More than the collection of common data that should ideally be shared among counterparties, this is the transmission of information that worry corporates at a time cyber-crime has never been so important. We still transfer data via fax, post or mail, when there are technologies to transfer on a secured encrypted way data from A to B. The pity is that a lot of similar and competitive solutions are emerging at the same time. The technology derived from block chain (i.e. DLT Distributed Ledger tech) should provide us with solutions. Ultimately, the aim would be to secure, scalable and decentralized platform(s) for collecting, sorting, validating, storing, sharing and updating KYC data, benefiting a network of participants, including obviously banks, regulators, supervisors and corporates. Such initiatives require supervisors and regulators consent and support if they want to be effective and fully supported by all.

Money laundering issue

As explained, the context is extremely difficult with recent astronomic fines and coming ones. When it comes to compliance in general aimed at anti-laundering (the so-called AML) and countering the funding of terrorism (the so-called CFT), banks have cold feet. They are facing increasing pressure on multiple fronts. The regulators have significantly raised the bar and have higher expectations when it comes to measures applied by financial institutions for detecting, preventing and reporting on suspicious flows of funds. Therefore, the Customer Due Diligence and Know Your Customer processes makes life more and more complicate for a treasurer. These days, the Politically Exposed Persons (i.e. PEP’s), Ultimate Beneficial Owners (i.e. UBO’s), the Ultra High-Risk Countries (i.e. UHCR’s), the High-Risk Industries, Dual Goods (with two potential uses), Trust structures or Foundations and God knows what else are complicating the on-boarding process and restricting businesses across the world. Complexity can change the way of doing business for corp’s and for banks as well.

What are the problems?

What are the reasons to prevent such a logical solution, like the one SWIFT is exploring? Some smaller banks seem to be reluctant and not prepared to such global solutions. The large banks must find solutions and are enthusiastic where smaller ones seem to be less motivated by such a global tool.

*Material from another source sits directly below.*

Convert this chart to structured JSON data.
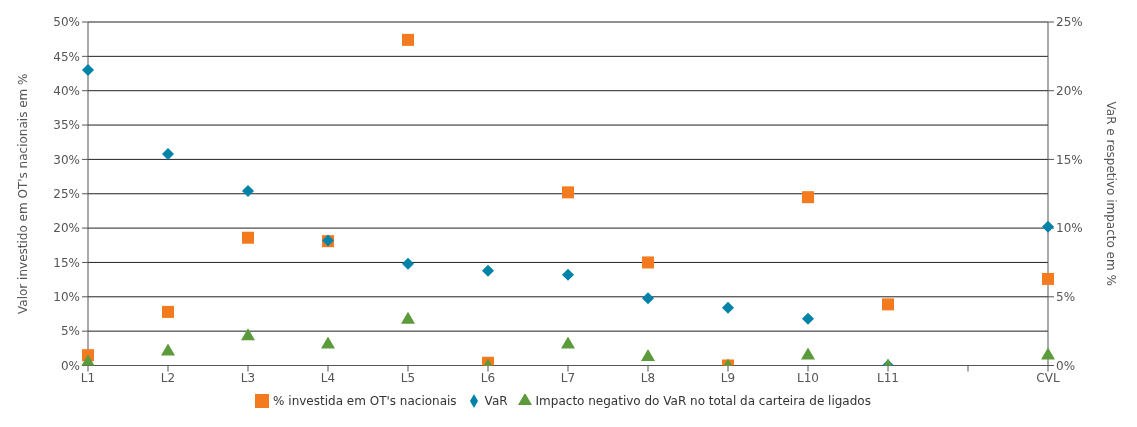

The diversity of KYC’s and data collected is a second issue. Banks seem to be unable to find a common ground on what they really need. The documents required are also on different format and forms making life of treasurers even tougher. Without standardized information and formats, without a comprehensive list of documents required and a clear frontier between KYC documents and other types of documents a bank needs, there is no possible global solution foreseen. At the time engineers are promising robot and machine learning solution to solve all our problems, we can be skeptical and doubtful. We need a larger momentum from the market and from banks to find a global solution, if not, it would have been already implemented successfully. In such situations, the best is to start with one or more solutions and wait for the market to better organize the problem and to see which solution will emerge. Furthermore, if we take the recent example of the central ultimate beneficiary owner (i.e. UBO) register States in EU must implement, treasurers could easily imagine that the amount of data and recipients of these data related to KYC will increase, without being able to share this piece of information with many potential users of it. “Why should we repeat disclosures without being able to share them?” is the question treasurers are raising without finding the answer. The answer is that it seems to be more complicate than it looks like, I’m afraid.

We as treasurers must continue pushing and lobbying for a central solution, local solutions or even proprietary ones, to slightly reduce the workload and secure processes. Because, the main issue beside the workload and administrative burden remains the security in transferring the data from the corporation to the bank, in unsecured ways. Ideally, one day, we will have a central repository to which we will transmit updated data in a fully secured way or why not if it is a SWIFT register, via eBAM messages. I do not think it is wishful thinking. I simply require more involvement from treasurers to get a momentum from all banks and stakeholders. Do not complain about a process if you do not try to find solution to your problem. It is unfortunately often the case.